Lonchar's departure is just the latest in a stream of a dozen executive departures over the past six months, which has led to rumors of internal financial problems and dramatic troughs in the company's stock price.

Before Lonchar's headscratcher, Veritas seemed to be in pretty good shape. Relatively strong sales results and impressive cash reserves had turned the company into the world's eighth largest software company. However, in the words of Rodney Dangerfield, Veritas still "can’t get no respect." It remains one of the biggest technology companies that people have never heard of. New CEO Gary Bloom even admits, "I meet with many chief executives who ask, ‘Who’s Veritas?’ " Even those who cop to knowing about Veritas can’t tell you much about it other than that it is known for backup and restore capabilities.

True to his Oracle roots, Bloom’s quest has been to make all things bigger and build the company into a $5 billion behemoth in the growing storage software market. But like TV's Survivor, Bloom has many competitive cohabitants on this island (e.g. EMC, CA, IBM, HP, Sun), many of which are brawny technology natives, gunning specifically for him. CA’s president and CEO, Sanjay Kumar, calls Veritas a good company, but says, "We’re going to kick its ass." And Gartner analyst Nick Allen admits that EMC has the overall lead in the management market.

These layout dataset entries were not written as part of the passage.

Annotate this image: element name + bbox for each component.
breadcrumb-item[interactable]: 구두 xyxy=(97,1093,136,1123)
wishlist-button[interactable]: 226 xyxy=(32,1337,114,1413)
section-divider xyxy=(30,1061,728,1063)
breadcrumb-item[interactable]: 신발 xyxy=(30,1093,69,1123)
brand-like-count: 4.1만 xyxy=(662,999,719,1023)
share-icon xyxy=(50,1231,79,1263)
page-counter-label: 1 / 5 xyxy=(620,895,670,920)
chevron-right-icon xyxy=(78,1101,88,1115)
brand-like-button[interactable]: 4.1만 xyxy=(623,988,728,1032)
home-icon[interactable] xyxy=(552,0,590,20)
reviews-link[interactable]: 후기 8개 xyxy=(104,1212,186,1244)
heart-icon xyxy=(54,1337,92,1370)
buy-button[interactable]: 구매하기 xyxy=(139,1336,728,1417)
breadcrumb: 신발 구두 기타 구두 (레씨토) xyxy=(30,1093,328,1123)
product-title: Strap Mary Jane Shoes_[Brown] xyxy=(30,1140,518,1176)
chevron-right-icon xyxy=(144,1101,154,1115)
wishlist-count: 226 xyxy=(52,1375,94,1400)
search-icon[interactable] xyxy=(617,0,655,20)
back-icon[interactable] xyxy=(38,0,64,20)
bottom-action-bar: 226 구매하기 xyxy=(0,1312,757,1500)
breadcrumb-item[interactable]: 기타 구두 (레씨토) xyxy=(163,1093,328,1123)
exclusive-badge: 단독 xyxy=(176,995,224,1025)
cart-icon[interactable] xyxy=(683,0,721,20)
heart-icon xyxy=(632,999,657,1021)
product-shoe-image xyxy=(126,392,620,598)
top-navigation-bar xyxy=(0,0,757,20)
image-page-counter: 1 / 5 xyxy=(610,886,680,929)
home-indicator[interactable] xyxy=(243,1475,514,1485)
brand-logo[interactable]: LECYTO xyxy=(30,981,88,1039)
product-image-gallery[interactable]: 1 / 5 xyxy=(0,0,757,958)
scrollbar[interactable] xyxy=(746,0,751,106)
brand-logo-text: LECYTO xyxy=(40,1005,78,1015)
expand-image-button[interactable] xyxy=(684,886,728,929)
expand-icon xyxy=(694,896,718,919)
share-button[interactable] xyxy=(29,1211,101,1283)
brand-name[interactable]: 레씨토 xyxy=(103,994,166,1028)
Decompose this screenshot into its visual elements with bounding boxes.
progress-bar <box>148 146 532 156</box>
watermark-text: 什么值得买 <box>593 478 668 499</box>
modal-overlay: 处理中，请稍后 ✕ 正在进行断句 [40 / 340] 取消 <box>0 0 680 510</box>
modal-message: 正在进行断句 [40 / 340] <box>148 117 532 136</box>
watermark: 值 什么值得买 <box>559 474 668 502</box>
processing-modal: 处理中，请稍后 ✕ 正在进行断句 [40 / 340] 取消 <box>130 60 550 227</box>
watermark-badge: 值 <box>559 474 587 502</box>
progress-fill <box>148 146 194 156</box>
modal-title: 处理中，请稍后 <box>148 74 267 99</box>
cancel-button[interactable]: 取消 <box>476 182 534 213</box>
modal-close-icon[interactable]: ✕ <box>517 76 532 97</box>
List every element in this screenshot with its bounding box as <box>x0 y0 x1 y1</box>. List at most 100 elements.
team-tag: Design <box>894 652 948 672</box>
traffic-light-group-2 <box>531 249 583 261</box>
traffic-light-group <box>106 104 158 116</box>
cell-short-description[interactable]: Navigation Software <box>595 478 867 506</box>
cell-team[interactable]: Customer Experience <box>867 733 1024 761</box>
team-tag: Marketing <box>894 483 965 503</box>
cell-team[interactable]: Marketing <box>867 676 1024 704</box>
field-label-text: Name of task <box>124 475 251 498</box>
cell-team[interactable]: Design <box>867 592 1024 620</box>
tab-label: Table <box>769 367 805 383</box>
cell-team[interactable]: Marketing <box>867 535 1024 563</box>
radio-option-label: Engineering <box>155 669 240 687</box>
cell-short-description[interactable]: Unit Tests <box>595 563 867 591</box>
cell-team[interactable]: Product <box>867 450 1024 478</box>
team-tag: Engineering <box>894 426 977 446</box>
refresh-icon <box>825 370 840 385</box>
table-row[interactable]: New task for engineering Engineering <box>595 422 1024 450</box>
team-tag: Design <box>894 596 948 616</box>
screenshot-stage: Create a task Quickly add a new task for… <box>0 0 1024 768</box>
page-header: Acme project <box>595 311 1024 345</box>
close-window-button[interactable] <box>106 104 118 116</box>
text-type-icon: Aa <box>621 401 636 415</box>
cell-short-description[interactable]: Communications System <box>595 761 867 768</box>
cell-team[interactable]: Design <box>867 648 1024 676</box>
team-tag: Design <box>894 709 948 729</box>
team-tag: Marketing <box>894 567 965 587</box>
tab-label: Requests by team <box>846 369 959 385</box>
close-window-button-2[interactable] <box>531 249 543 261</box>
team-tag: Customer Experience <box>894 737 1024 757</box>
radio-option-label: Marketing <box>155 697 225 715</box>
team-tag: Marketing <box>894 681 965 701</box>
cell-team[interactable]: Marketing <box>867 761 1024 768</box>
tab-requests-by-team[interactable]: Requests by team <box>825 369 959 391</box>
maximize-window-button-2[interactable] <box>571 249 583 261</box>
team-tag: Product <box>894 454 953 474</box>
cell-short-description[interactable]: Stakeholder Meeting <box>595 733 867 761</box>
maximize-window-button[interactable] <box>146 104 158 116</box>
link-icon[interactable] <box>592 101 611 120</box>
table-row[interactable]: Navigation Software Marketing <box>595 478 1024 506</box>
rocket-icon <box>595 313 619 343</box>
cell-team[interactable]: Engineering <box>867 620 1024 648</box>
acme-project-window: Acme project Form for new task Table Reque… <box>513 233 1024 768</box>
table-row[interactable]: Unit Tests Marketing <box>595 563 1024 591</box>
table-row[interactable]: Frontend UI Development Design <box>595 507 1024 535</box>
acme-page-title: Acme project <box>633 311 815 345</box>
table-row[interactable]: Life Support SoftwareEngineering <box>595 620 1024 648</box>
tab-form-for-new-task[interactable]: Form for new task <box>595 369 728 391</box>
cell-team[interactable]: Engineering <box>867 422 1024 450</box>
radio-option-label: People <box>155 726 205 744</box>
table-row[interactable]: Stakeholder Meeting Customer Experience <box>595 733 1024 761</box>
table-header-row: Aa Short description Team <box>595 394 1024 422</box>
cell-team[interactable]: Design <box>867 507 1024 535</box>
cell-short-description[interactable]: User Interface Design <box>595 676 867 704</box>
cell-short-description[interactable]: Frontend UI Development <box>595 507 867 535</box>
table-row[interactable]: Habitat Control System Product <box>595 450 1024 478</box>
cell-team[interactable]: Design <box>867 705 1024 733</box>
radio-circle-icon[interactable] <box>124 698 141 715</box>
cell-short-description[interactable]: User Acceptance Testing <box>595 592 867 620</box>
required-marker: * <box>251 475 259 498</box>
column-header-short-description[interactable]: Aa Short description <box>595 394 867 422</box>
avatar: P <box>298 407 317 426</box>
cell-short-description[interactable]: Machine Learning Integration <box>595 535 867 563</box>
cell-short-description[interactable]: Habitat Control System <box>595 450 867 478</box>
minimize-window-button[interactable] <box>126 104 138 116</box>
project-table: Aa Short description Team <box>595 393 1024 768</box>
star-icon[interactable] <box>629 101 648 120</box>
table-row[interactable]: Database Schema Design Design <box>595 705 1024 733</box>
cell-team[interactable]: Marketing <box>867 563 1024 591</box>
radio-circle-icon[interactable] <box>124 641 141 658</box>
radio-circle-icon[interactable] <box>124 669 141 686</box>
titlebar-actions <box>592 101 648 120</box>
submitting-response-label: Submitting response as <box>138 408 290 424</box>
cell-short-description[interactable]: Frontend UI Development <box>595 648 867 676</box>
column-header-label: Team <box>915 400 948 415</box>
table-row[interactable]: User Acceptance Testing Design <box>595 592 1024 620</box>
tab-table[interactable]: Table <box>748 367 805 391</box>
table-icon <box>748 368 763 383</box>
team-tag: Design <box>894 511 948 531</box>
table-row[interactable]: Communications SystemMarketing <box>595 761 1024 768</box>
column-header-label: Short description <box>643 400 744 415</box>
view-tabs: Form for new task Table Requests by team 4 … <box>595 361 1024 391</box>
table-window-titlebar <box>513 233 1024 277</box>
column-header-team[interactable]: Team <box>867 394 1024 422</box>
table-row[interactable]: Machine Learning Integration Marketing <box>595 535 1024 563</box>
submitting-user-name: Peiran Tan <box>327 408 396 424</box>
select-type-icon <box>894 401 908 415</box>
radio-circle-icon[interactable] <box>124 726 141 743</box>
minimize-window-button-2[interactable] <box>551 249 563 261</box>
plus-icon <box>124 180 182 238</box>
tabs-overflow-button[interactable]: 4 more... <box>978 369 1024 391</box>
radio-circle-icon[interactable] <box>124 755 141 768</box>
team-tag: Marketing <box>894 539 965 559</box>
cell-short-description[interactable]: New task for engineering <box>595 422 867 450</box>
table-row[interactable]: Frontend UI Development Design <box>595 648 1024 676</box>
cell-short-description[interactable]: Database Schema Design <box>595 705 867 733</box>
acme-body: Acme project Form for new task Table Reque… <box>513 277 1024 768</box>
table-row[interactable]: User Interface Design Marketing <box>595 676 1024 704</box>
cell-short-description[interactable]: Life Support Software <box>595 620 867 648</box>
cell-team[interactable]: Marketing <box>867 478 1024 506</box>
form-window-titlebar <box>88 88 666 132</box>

Veritas is plagued with critics stating the company has become just a potpourri of point products added to its portfolio through acquisition. "It’s becoming more difficult to produce massive point products…it’s absolutely critical for Veritas to do because it will be impossible to double the company if they don’t have a coherent architecture," said Arun Taneja, analyst with the Enterprise Storage Group.

Jon William Toigo, an independent consultant and author of the Holy Grail of Data Storage Management, once a fan of Veritas, recently awarded them the "Most ICKI Software Award", an acronym for Incredibly Complex and Kludgy Implementation. The same criticism is leveled at its partnership strategy, which in the past has consisted primarily of a series of ad-hoc alliances around individual products, according to Kris Hagerman, SVP of strategic operations at Veritas. Finally, Veritas’ pricing structure has been criticized by some customers for being an EMC-like gauging exercise of overselling a series of products when only one is needed.
Hope Bloom has a good safety belt, because he's going to be in for a rocky ride over the next few months.